After shedding its lead asset in Angelman syndrome, Ovid Therapeutics has spent the past eight months figuring out its next steps. Now, the central nervous system disease-focused biotech is back with the first stage in that comeback: a deal to license a library of AstraZeneca’s preclinical candidates for epilepsy and other neuropathic conditions.
The deal includes the licensing of early-stage molecules that target the KCC2 transporter. The lead candidate is OV350, which has shown promise in resistant forms of epilepsy during preclinical testing. The epilepsy candidate will join Ovid’s other early-stage therapies in the indication including OV329, which will move into the clinic in the new year. The KCC2 transporter is believed to be important in seizure control.
Ovid will pay AstraZeneca an upfront fee of $5 million in cash plus $7.5 million worth of shares. The U.K. pharmaceutical giant could receive up to $8 million in development milestones and regulatory milestones of up to $45 million. If any of the therapies are ultimately approved, AstraZeneca could see $150 million in commercial milestones plus royalties.
Back in April, the biotech walked away from its lead candidate in Angelman syndrome after a phase 3 failure.
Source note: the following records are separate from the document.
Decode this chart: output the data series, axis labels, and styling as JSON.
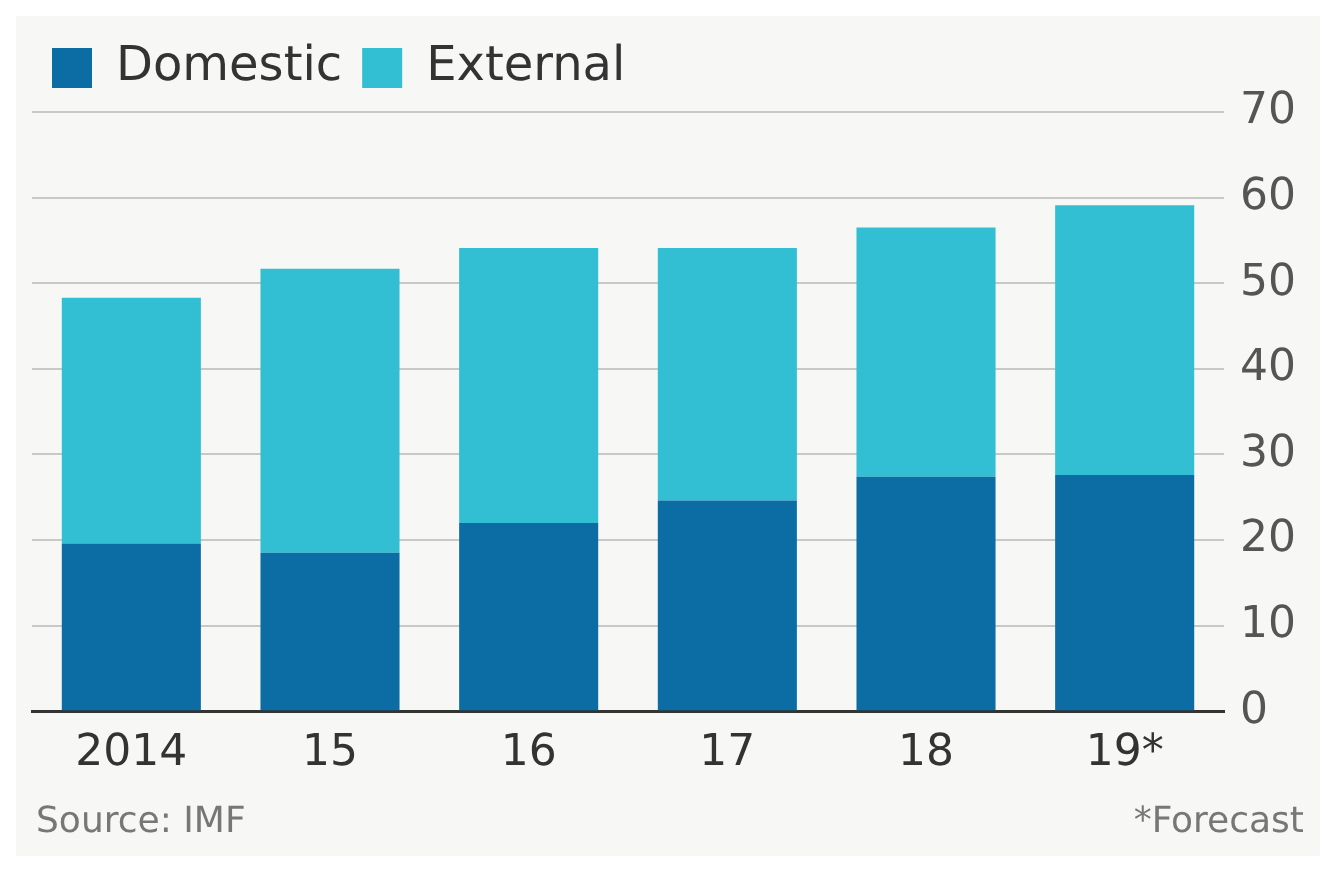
{
  "chart_data": {
    "type": "bar",
    "stacked": true,
    "categories": [
      "2014",
      "15",
      "16",
      "17",
      "18",
      "19*"
    ],
    "series": [
      {
        "name": "Domestic",
        "color": "#0b6da4",
        "values": [
          19.6,
          18.5,
          22,
          24.6,
          27.4,
          27.6
        ]
      },
      {
        "name": "External",
        "color": "#33bfd3",
        "values": [
          28.7,
          33.2,
          32.1,
          29.5,
          29.1,
          31.5
        ]
      }
    ],
    "ylim": [
      0,
      70
    ],
    "yticks": [
      0,
      10,
      20,
      30,
      40,
      50,
      60,
      70
    ],
    "grid": "y",
    "legend": "top left",
    "annotations": [
      "Source: IMF",
      "*Forecast"
    ]
  }
}
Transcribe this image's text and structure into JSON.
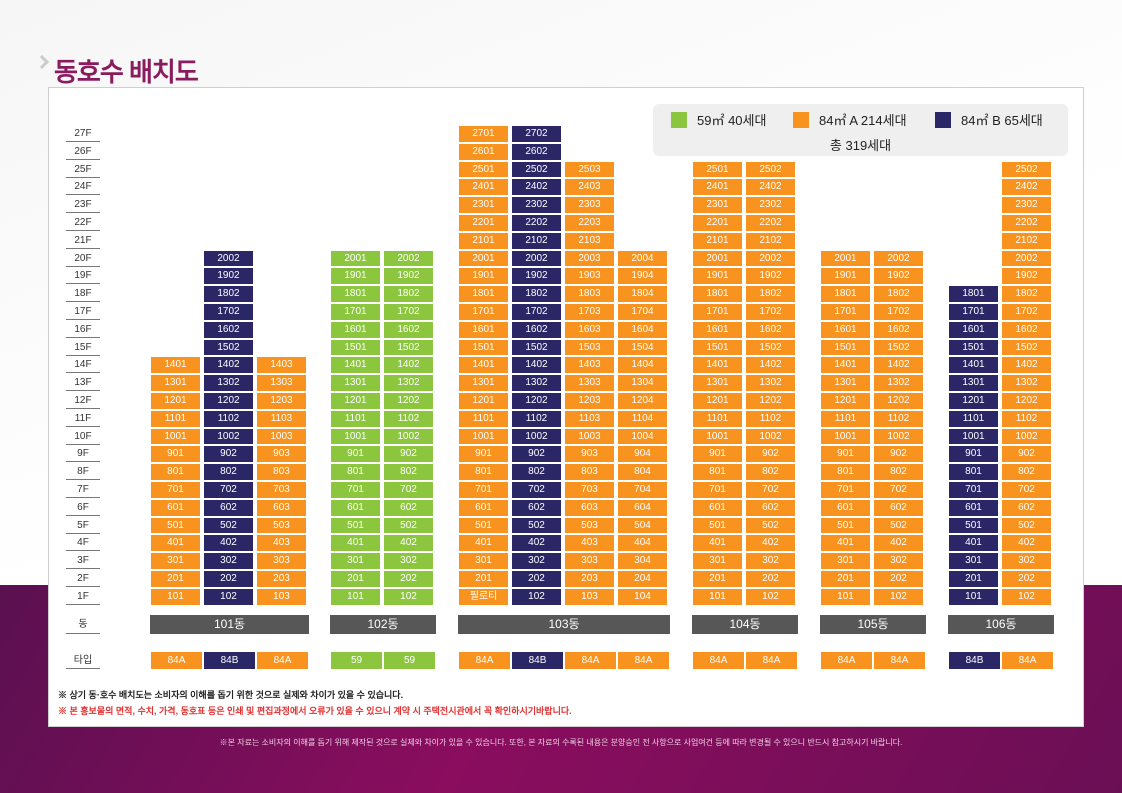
{
  "title": "동호수 배치도",
  "legend": {
    "items": [
      {
        "label": "59㎡ 40세대",
        "color": "#8cc63f"
      },
      {
        "label": "84㎡ A 214세대",
        "color": "#f7931e"
      },
      {
        "label": "84㎡ B 65세대",
        "color": "#2b2666"
      }
    ],
    "total": "총 319세대"
  },
  "floors": [
    "27F",
    "26F",
    "25F",
    "24F",
    "23F",
    "22F",
    "21F",
    "20F",
    "19F",
    "18F",
    "17F",
    "16F",
    "15F",
    "14F",
    "13F",
    "12F",
    "11F",
    "10F",
    "9F",
    "8F",
    "7F",
    "6F",
    "5F",
    "4F",
    "3F",
    "2F",
    "1F"
  ],
  "row_labels": {
    "dong": "동",
    "type": "타입"
  },
  "buildings": [
    {
      "name": "101동",
      "lines": [
        {
          "type": "84A",
          "top": 14,
          "suffix": "01",
          "colorKey": "84A"
        },
        {
          "type": "84B",
          "top": 20,
          "suffix": "02",
          "colorKey": "84B"
        },
        {
          "type": "84A",
          "top": 14,
          "suffix": "03",
          "colorKey": "84A"
        }
      ]
    },
    {
      "name": "102동",
      "lines": [
        {
          "type": "59",
          "top": 20,
          "suffix": "01",
          "colorKey": "59"
        },
        {
          "type": "59",
          "top": 20,
          "suffix": "02",
          "colorKey": "59"
        }
      ]
    },
    {
      "name": "103동",
      "lines": [
        {
          "type": "84A",
          "top": 27,
          "suffix": "01",
          "colorKey": "84A",
          "firstFloorLabel": "필로티"
        },
        {
          "type": "84B",
          "top": 27,
          "suffix": "02",
          "colorKey": "84B"
        },
        {
          "type": "84A",
          "top": 25,
          "suffix": "03",
          "colorKey": "84A"
        },
        {
          "type": "84A",
          "top": 20,
          "suffix": "04",
          "colorKey": "84A"
        }
      ]
    },
    {
      "name": "104동",
      "lines": [
        {
          "type": "84A",
          "top": 25,
          "suffix": "01",
          "colorKey": "84A"
        },
        {
          "type": "84A",
          "top": 25,
          "suffix": "02",
          "colorKey": "84A"
        }
      ]
    },
    {
      "name": "105동",
      "lines": [
        {
          "type": "84A",
          "top": 20,
          "suffix": "01",
          "colorKey": "84A"
        },
        {
          "type": "84A",
          "top": 20,
          "suffix": "02",
          "colorKey": "84A"
        }
      ]
    },
    {
      "name": "106동",
      "lines": [
        {
          "type": "84B",
          "top": 18,
          "suffix": "01",
          "colorKey": "84B"
        },
        {
          "type": "84A",
          "top": 25,
          "suffix": "02",
          "colorKey": "84A"
        }
      ]
    }
  ],
  "type_colors": {
    "59": "#8cc63f",
    "84A": "#f7931e",
    "84B": "#2b2666"
  },
  "notes": [
    "※ 상기 동·호수 배치도는 소비자의 이해를 돕기 위한 것으로 실제와 차이가 있을 수 있습니다.",
    "※ 본 홍보물의 면적, 수치, 가격, 동호표 등은 인쇄 및 편집과정에서 오류가 있을 수 있으니 계약 시 주택전시관에서 꼭 확인하시기바랍니다."
  ],
  "footer": "※본 자료는 소비자의 이해를 돕기 위해 제작된 것으로 실제와 차이가 있을 수 있습니다. 또한, 본 자료의 수록된 내용은 분양승인 전 사항으로 사업여건 등에 따라 변경될 수 있으니 반드시 참고하시기 바랍니다."
}
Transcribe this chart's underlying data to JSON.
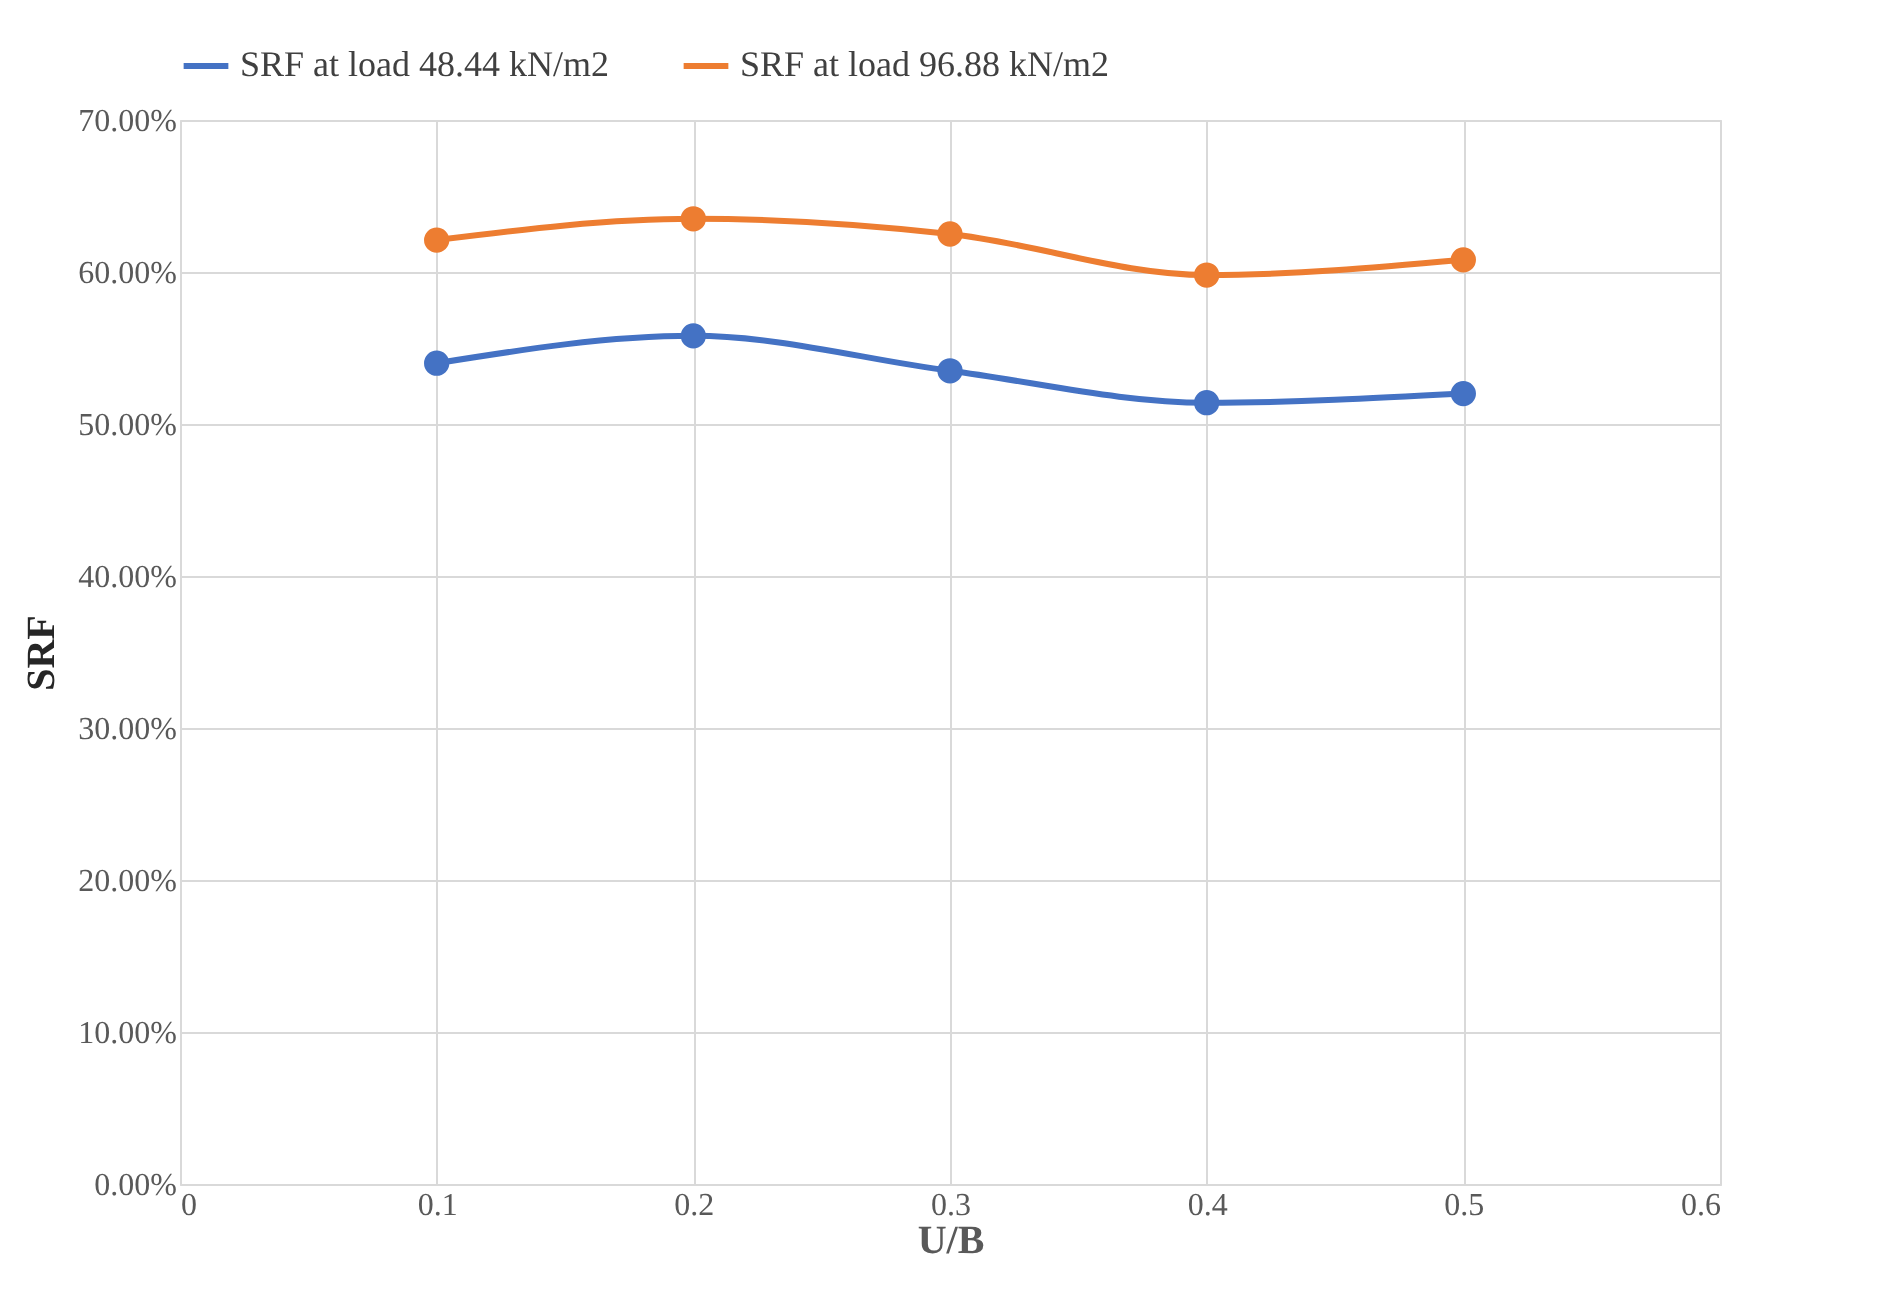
{
  "chart_data": {
    "type": "line",
    "xlabel": "U/B",
    "ylabel": "SRF",
    "x": [
      0.1,
      0.2,
      0.3,
      0.4,
      0.5
    ],
    "series": [
      {
        "name": "SRF at load 48.44 kN/m2",
        "color": "#4472c4",
        "values": [
          0.54,
          0.558,
          0.535,
          0.514,
          0.52
        ]
      },
      {
        "name": "SRF at load 96.88 kN/m2",
        "color": "#ed7d31",
        "values": [
          0.621,
          0.635,
          0.625,
          0.598,
          0.608
        ]
      }
    ],
    "xlim": [
      0,
      0.6
    ],
    "xticks": [
      0,
      0.1,
      0.2,
      0.3,
      0.4,
      0.5,
      0.6
    ],
    "ylim": [
      0,
      0.7
    ],
    "yticks": [
      {
        "value": 0,
        "label": "0.00%"
      },
      {
        "value": 0.1,
        "label": "10.00%"
      },
      {
        "value": 0.2,
        "label": "20.00%"
      },
      {
        "value": 0.3,
        "label": "30.00%"
      },
      {
        "value": 0.4,
        "label": "40.00%"
      },
      {
        "value": 0.5,
        "label": "50.00%"
      },
      {
        "value": 0.6,
        "label": "60.00%"
      },
      {
        "value": 0.7,
        "label": "70.00%"
      }
    ],
    "grid": true,
    "legend": "top",
    "marker": "circle",
    "line_style": "solid"
  }
}
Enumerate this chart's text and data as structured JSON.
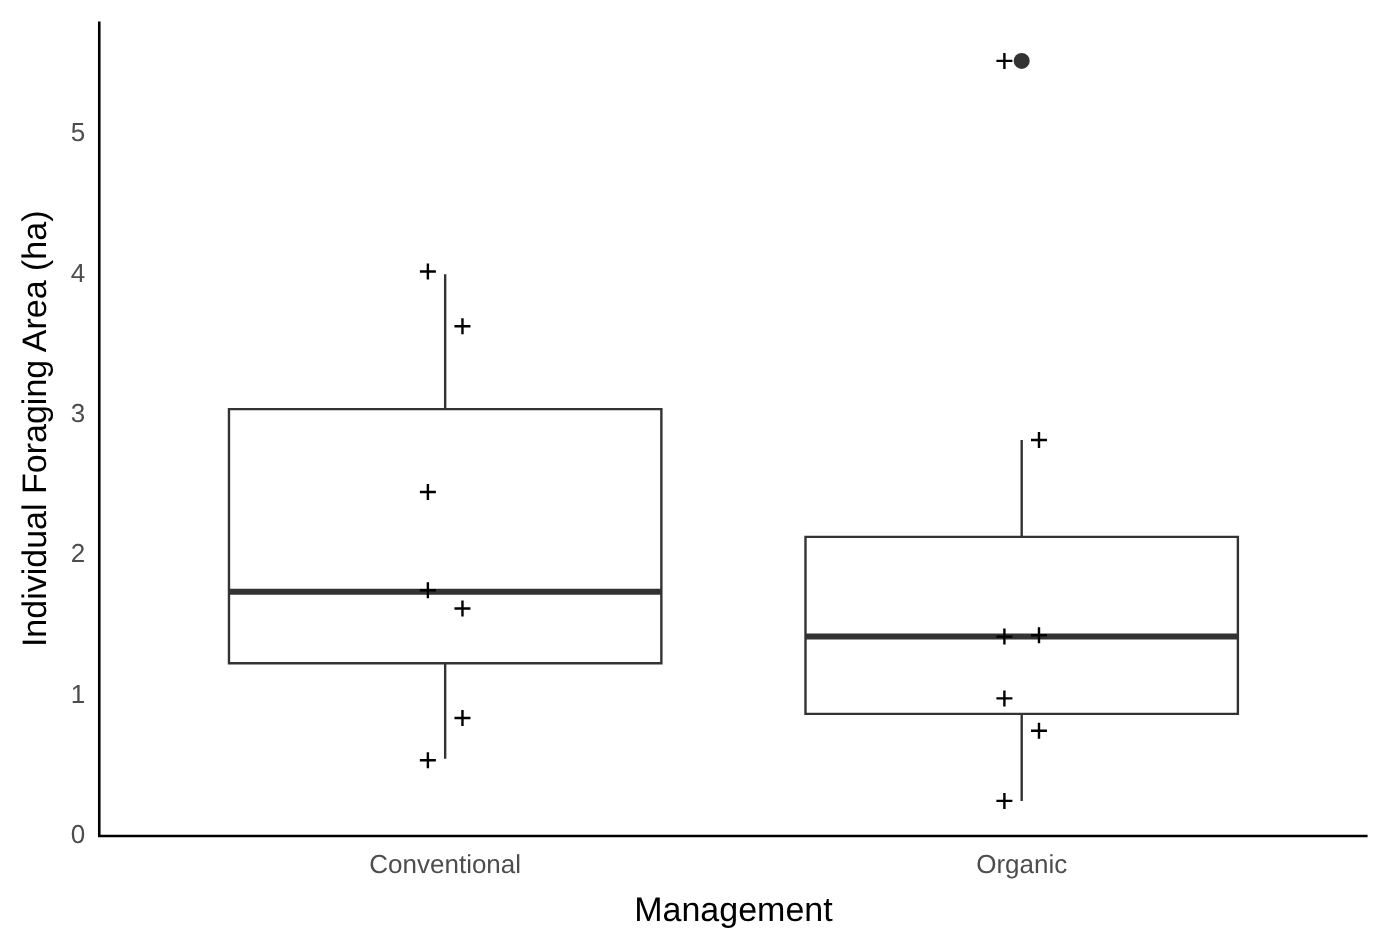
{
  "chart_data": {
    "type": "box",
    "xlabel": "Management",
    "ylabel": "Individual Foraging Area (ha)",
    "categories": [
      "Conventional",
      "Organic"
    ],
    "boxes": [
      {
        "low": 0.55,
        "q1": 1.23,
        "median": 1.74,
        "q3": 3.04,
        "high": 4.0
      },
      {
        "low": 0.25,
        "q1": 0.87,
        "median": 1.42,
        "q3": 2.13,
        "high": 2.82,
        "outliers": [
          5.52
        ]
      }
    ],
    "color": "#ffffff",
    "series": [
      {
        "type": "scatter",
        "color": "#000000",
        "marker": "cross",
        "x": [
          "Conventional",
          "Conventional",
          "Conventional",
          "Conventional",
          "Conventional",
          "Conventional",
          "Conventional",
          "Organic",
          "Organic",
          "Organic",
          "Organic",
          "Organic",
          "Organic",
          "Organic"
        ],
        "values": [
          4.02,
          3.63,
          2.45,
          1.62,
          1.75,
          0.84,
          0.54,
          5.52,
          2.82,
          1.42,
          1.43,
          0.98,
          0.75,
          0.25
        ]
      }
    ],
    "ylim": [
      0,
      5.8
    ],
    "yticks": [
      0,
      1,
      2,
      3,
      4,
      5
    ],
    "grid": false,
    "legend": false
  }
}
At the time, CEO Jeremy Levin said the company had plenty of cash on hand from a deal with Takeda and that it planned to shop around for potential deals to bulk up the pipeline.
The AstraZeneca tie-up is the first in a series of deals that will help Ovid enhance its pipeline, a company spokesperson said. The biotech also stands to benefit from the Big Pharma’s expertise and research capabilities through the partnership, the spokesperson added.
AstraZeneca is not completely letting go of its library; the company will have right of first negotiation to opt-in with Ovid for a strategic collaboration.
AstraZeneca developed the KCC2 transporter molecules in a partnership with the Tufts Laboratory for Basic and Translational Neuroscience Research. Ovid will continue working with with the scientists behind the candidates: Stephen Moss, Ph.D.; Jamie Maguire, Ph.D.; and Aaron Goldman, Ph.D.
Licensing candidates from Big Pharma is part of Ovid’s playbook, Levin told Fierce Biotech back in April. He teased that a number of larger companies had expressed interest in farming out assets they’ve struggled to develop for difficult CNS disorders.